« Quand nos souvenirs viendront danser » : Virginie Grimaldi est de retour
Nous sommes le 2 mai, le nouveau Virginie Grimaldi arrive aujourd’hui en librairie chez Fayard, et je fais partie des chanceuses qui ont pu le lire un peu en avance. Je vous le dis tout net : « Quand nos souvenirs viendront danser » est mon préféré de l’autrice, et pourtant « Il est grand temps de rallumer les étoiles » avait placé la barre haut l’an dernier.

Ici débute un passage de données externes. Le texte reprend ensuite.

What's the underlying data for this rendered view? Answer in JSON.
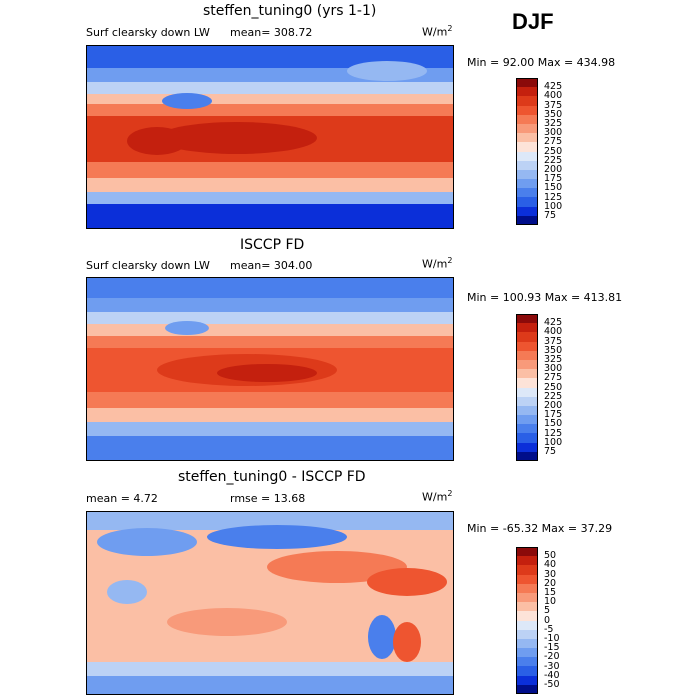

Marceline a 84 ans et vit dans une petite impasse où elle a passé l’essentiel de sa vie, entourée de voisins qui ont vieilli avec elle. Quand le maire annonce qu’il va tout raser, leurs maisons, leurs mémoires, leurs vies, les vieilles rancunes de voisinage passent à la trappe : on s’allie, et on se bat. À travers le récit de ce combat et les souvenirs de Marceline qui remontent, Virginie Grimaldi déroule une grande histoire d’amour, des secrets de famille et cette amitié particulière qui se tisse entre gens qui se connaissent depuis toujours.
Des octogénaires qui résistent, et nous avec
Une héroïne de 84 ans, il fallait oser, et c’est la meilleure idée du roman. Marceline a une voix inoubliable : drôle, piquante, sans complaisance envers elle-même, avec cette liberté de ton des gens qui n’ont plus rien à prouver. Ses voisins octogénaires forment une troupe irrésistible, et leur résistance face aux pelleteuses m’a émue bien au-delà de ce que j’imaginais. Parce que derrière la bataille contre la mairie, c’est de mémoire qu’il s’agit : que reste-t-il de nous quand on détruit les murs qui ont abrité notre vie ?
J’ai fini ma lecture dimanche soir, à une heure indécente, mon chat endormi sur les genoux, en alternant rires et larmes selon la recette Grimaldi. Car c’est bien sa marque de fabrique : vous faire pouffer sur une réplique de Marceline, puis vous cueillir deux paragraphes plus loin avec un souvenir qui remonte. Ici, la mécanique m’a semblé encore plus fine que d’habitude, sans doute parce que le temps qui passe est le vrai sujet du livre.
Cinq printemps, cinq romans
Pour mesurer le chemin parcouru, il faut se souvenir que « Le premier jour du reste de ma vie » est sorti en 2015 chez City, presque sans bruit, avant que le bouche-à-oreille des lectrices ne s’en mêle. Ont suivi « Tu comprendras quand tu seras plus grande » en 2016, chez Fayard cette fois, « Le parfum du bonheur est plus fort sous la pluie » en 2017, puis « Il est grand temps de rallumer les étoiles » l’an dernier. Un roman chaque printemps, un succès à chaque fois, et un rendez-vous qui s’est installé tout seul dans nos calendriers de lectrices, quelque part entre le muguet et les premières terrasses.
Ce qui me frappe avec ce cinquième livre, c’est la progression. Grimaldi avait déjà posé ses valises dans une maison de retraite avec « Tu comprendras quand tu seras plus grande », mais c’est la première fois qu’elle confie tout le roman aux épaules d’une aînée, sans jeune héroïne pour servir de relais au lecteur. Le pari était risqué, il est gagné. Et il confirme que le feel-good français a trouvé sa voie : après des années à regarder les Anglo-Saxonnes, nous avons désormais nos autrices qui assument de faire du bien sans s’excuser, et qui prouvent au passage qu’un personnage de plus de 80 ans peut devenir le chouchou des librairies.
Une chose encore : si vous n’avez jamais lu Grimaldi, vous pouvez commencer par celui-ci sans aucun problème, ses romans sont indépendants les uns des autres. Il tombe d’ailleurs à pic, à quelques semaines de la fête des mères, et je dis ça sans aucune arrière-pensée commerciale, juste avec l’expérience de celle qui cherche chaque année un cadeau qui ne finira pas au fond d’un placard. Pendant ma lecture, je n’ai pas arrêté de penser à l’impasse de mon enfance, celle de mes grands-parents, rasée il y a une dizaine d’années pour faire un parking de supermarché. J’ai ressorti les photos en refermant le livre. Un roman qui vous fait rouvrir les albums de famille un dimanche à minuit, c’est un roman qui a touché quelque chose de vrai.
Faut-il le lire ? Oui, trois fois oui. Offrez-le à votre grand-mère, à votre voisine, à vous-même. Et si vous croisez une impasse fleurie en vous promenant ce printemps, vous penserez à Marceline, c’est garanti. Le rendez-vous de mai est pris : Virginie Grimaldi n’a pas déçu, et je la relis quand elle veut.